كَيْفَ تُؤْمِنُ بِاللهِ؟

فَالْجَوَابُ إِنَّ اللهَ تَعَالَى أَحَدٌ حَيٌّ عَالِمٌ قَادِرٌ مُرِيْدٌ سَمِيْعٌ بَصِيْرٌ مُتَكَلِّمٌ بَاقٍ خَلَّاقٌ رَزَّاقٌ رَبٌّ وَ مَالِكٌ بِلَا شَرِيْكٍ وَ لَا ضِدٌّ وَ لَا نِدٌّ.

S: “Apabila ditanyakan kepada engkau: “Bagaiman cara anda Īmān kepada Allah?”.”

J: “Cara īmān kepada Allah adalah meyakini bahwa Allah s.w.t. Maha Esa, Maha Hidup, Maha Mengetahui, Maha Kuasa, Maha Berkehendak, Maha Mendengar, Maha Melihat, Maha Bicara, Maha Kekal, Maha Mencipta, Maha Memberi rezeki, Dia adalah Tuhan dan Penguasa tanpa sekutu dan tanpa ada penentang.”

Keterangan:

Allah Maha Esa (Aḥad), artinya Allah itu esa dalam sifat, tidak ada sesuatu selain-Nya yang memiliki sifat seperti sifat-sifatNya. Dan Allah itu esa dalam dzāt-Nya, tidak ada sekutu bagi-Nya.
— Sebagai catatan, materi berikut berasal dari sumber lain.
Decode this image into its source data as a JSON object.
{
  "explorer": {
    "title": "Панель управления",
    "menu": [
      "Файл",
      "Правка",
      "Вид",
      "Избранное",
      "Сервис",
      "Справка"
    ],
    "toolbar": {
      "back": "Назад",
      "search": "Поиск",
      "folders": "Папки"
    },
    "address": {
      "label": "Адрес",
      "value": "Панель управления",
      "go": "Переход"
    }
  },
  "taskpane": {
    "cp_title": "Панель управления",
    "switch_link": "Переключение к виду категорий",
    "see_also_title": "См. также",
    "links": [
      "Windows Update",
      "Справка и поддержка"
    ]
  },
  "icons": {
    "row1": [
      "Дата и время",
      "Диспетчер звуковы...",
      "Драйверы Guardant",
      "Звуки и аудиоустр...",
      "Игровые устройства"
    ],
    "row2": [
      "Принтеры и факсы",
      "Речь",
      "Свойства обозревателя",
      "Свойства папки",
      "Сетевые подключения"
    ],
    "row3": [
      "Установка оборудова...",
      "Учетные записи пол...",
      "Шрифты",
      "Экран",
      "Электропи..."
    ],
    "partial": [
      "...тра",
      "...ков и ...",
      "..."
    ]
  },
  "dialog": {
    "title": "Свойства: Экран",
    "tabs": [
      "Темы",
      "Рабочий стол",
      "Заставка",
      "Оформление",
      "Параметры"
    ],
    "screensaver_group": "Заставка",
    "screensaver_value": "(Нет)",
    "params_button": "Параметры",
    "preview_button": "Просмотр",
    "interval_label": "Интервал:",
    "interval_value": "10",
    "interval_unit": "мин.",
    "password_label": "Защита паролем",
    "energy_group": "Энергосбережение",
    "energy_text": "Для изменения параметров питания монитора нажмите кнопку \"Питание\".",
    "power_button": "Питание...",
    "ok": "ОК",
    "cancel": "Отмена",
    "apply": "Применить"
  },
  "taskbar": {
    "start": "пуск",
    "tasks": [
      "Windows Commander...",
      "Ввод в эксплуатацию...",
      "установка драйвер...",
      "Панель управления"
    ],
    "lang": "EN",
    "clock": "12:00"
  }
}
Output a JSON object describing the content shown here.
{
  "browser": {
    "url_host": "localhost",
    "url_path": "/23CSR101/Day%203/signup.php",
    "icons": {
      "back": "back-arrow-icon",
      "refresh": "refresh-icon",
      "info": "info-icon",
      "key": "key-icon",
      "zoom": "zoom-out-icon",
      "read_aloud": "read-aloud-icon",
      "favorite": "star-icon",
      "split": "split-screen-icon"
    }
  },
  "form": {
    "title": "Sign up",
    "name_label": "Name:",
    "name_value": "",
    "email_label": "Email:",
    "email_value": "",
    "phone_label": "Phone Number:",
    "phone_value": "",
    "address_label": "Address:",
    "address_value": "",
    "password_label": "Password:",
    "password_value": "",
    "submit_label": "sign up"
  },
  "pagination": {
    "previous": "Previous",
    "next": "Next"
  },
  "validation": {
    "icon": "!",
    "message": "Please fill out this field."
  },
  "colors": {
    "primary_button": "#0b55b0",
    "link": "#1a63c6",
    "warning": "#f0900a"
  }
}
Allah Maha Hidup (Ḥayyun), artinya Allah itu Maha Hidup sejak dahulu (Qadīm) dengan sendiri-Nya tanpa rūḥ.

Allah Maha Mengetahui (‘Ālimun), artinya Allah itu mengetahui dengan pengetahuan yang qadīm dan dengan dzāt-Nya sendiri tanpa perantara apapun terhadap segala sesuatu yang mencakup hal yang wājib, jā’iz dan mustaḥīl.

Allah Maha Kuasa (Qadīr), artinya Allah itu kuasa atas segala sesuatu dengan kekuasaan yang qadīm dan dengan dzāt-Nya sendiri, tanpa menggunakan perantara dan tidak mengalami kelemahan sedikitpun. Kekuasaan (Qudrat) Allah s.w.t, itu berhubungan dengan hal-hal yang mungkin (mumkināt).

Allah Maha Berkehendak (Murīd), artinya Allah Berkehendak terhadap apa saja yang mungkin dengan kehendak yang qadīm bebas dengan dzāt-Nya sendiri. Kehendak Allah s.w.t. itu berhubungan dengan hal-hal yang mungkin (mumkināt).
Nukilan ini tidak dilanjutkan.